Unified Settlement Information Space
- Company type: Payment system
- Industry: Financial services
- Founded: 2008; 18 years ago
- Founder: National Bank of Belarus
- Headquarters: Minsk, Belarus
- Operating income: 31,636,000 Belarusian ruble (2021)
- Net income: 9,265,000 Belarusian ruble (2021)
- Total assets: 49,922,000 Belarusian ruble (2021)
- Owner: Non-banking credit and financial organization "ARIP"
- Number of employees: 131 (2021)
- Website: raschet.by

= Unified Settlement Information Space =

Belarusian payment system

Unified Settlement Information Space (Адзіная разліковая інфармацыйная прастора; Единое расчетное информационное пространство) is an automated information system of a unified settlement and information space in the Republic of Belarus, designed to accept payments from individuals and legal entities.

==Overview==
The system was created by the National Bank of the Republic of Belarus and put into operation in 2008. Since 2016, the functioning of the SSIS has been provided by JSC "Non-banking credit and financial organization "SSIS". Information support for the system is provided by JSC "Center for Banking Technologies".

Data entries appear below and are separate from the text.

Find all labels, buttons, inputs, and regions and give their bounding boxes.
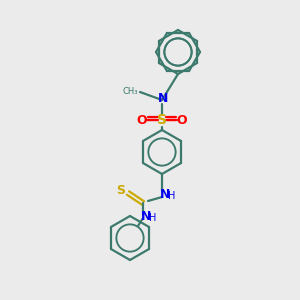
Text: O: O [137, 113, 147, 127]
Text: N: N [141, 211, 151, 224]
Text: H: H [149, 213, 157, 223]
Text: H: H [168, 191, 176, 201]
Text: CH₃: CH₃ [122, 86, 138, 95]
Text: N: N [160, 188, 170, 202]
Text: O: O [177, 113, 187, 127]
Text: N: N [158, 92, 168, 104]
Text: S: S [116, 184, 125, 196]
Text: S: S [157, 113, 167, 127]
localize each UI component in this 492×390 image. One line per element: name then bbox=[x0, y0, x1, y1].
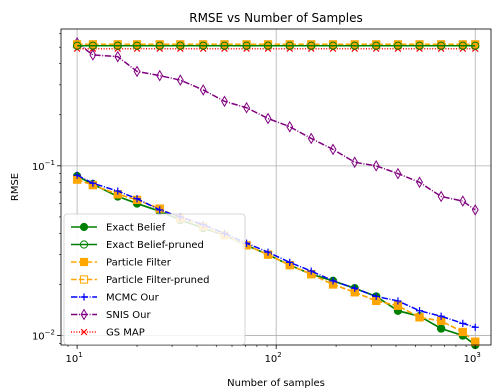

It is possible to pay for utility services, and currently more than 8,000 companies are participants in the system

AIS ARIP allows to make cash payments, payments using bank cards, EasyPay, iPay and WebMoney electronic money in banks participating in the system, as well as via the Internet and SMS banking. Among the system's partners is the payment service ExpressPay The Unified Settlement Information Space acts as the technological basis of the Interbank Identification System which was created in 2016.

In addition, the system includes the following entities:

- AIS "Settlement-Housing", a single republican information system for accounting, calculation and accrual of fees for housing and communal services and fees for the use of residential premises.
- Interbank identification system, a system used to identify customers without their personal presence and provide them with services through digital service channels. Allows for simplified user authentication when performing financial and other transactions.